Apesar
da crise, salário bateu inflação
Segundo Dieese, 96% dos acordos superam INPC. Ajuste foi via
demissões
27/06/09 - Estudo divulgado ontem pelo Departamento Intersindical
de Estatística e Estudos Socioeconômicos (Dieese) mostra
que a crise financeira não afetou o resultado das negociações
salariais assinadas entre janeiro e maio deste ano. De uma amostra
com cem acordos, 96% fecharam com reajuste igual ou superior à
inflação (medida pelo INPC), contra 89% nos cinco primeiros
meses de 2008.
Mesmo na indústria, o setor mais afetado pela desaceleração
econômica desde o fim do ano passado, empresas e empregados
chegaram a um bom termo: 94,4% das negociações terminaram
com a garantia mínima de reposição integral da
inflação, mesmo percentual verificado em 2008. Neste
caso, os dados do Dieese mostram que a queda no percentual dos acordos
com ganho real (de 86,1% para 83,3%) foi compensado pelo total de
contratos que igualaram pelo menos a alta da inflação
(8,3% para 11,1%).
SETOR ELETRÔNICO DIMINUI DEMISSÕES
Na avaliação do coordenador de Relações
Sindicais do Dieese, José Silvestre Prado de Oliveira, a resposta
dos empresários à crise ocorreu principalmente pela
via das demissões, e não pelos índices de reajuste.
- Quem se manteve empregado, teve direito a um índice melhor
- disse ele.
Oliveira
acrescentou que os baixos índices de inflação
acumulados no período também facilitaram as negociações.
Para permitir a comparação, o Dieese considerou o mesmo
universo de empresas em 2008 e 2009. Os dados fazem referência
apenas ao reajuste do salário-base, deixando de fora outros
itens que podem integrar a remuneração do trabalhador
- como abono salarial ou participação nos lucros.
Essa tendência registrada até maio pode ser repetir no
segundo semestre deste ano, período que concentra as databases
das categorias profissionais mais organizadas, como petroleiros, bancários
e metalúrgicos. Para o presidente da Central Única dos
Trabalhadores (CUT), Arthur Henrique, a recuperação
da economia prevista para os próximos meses vai permitir a
negociação de mais benefícios. Além disso,
ele chama a atenção para os resultados dos setores beneficiados
com redução de impostos.
- No setor automotivo e de linha branca, as vendas registraram forte
crescimento. Os empresários não vão poder dizer
que estão perdendo dinheiro - afirmou o sindicalista.
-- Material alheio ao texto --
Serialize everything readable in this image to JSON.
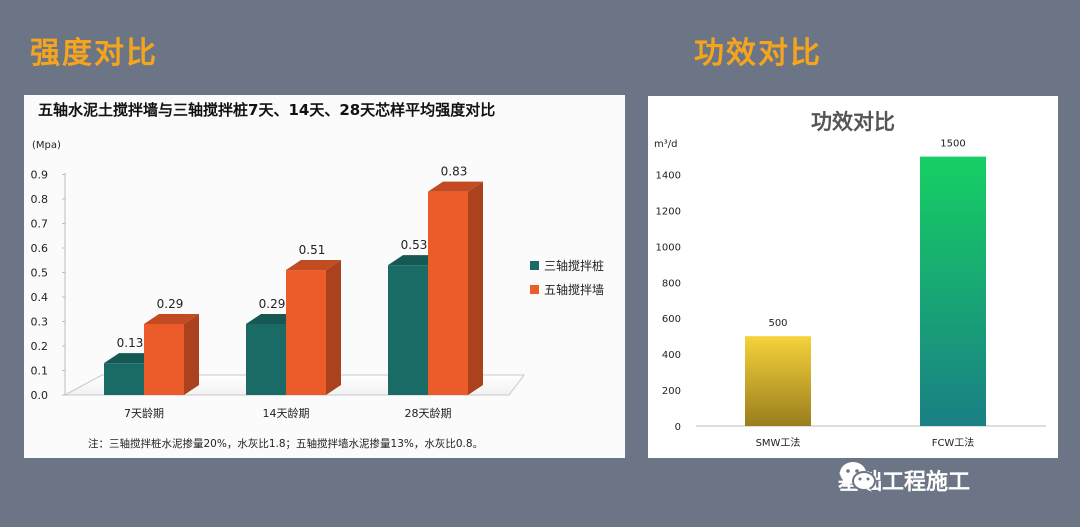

Numa indicação de melhora das expectativas para os próximos
meses, as indústrias do setor eletroeletrônico reduziram
o ritmo de demissões em maio. Dados divulgados pela Associação
Brasileira da Indústria Elétrica e Eletrônica
(Abinee) mostra que o setor encerrou maio com 154.980 empregados,
80 a menos do que no mês anterior. Antes, em seis meses de crise,
foram eliminados cerca de nove mil postos de trabalho.
-
O setor praticamente zerou o processo de demissões, como reflexo
da expectativa de melhora das atividades no segundo semestre - disse
o presidente da entidade, Humberto Barbato.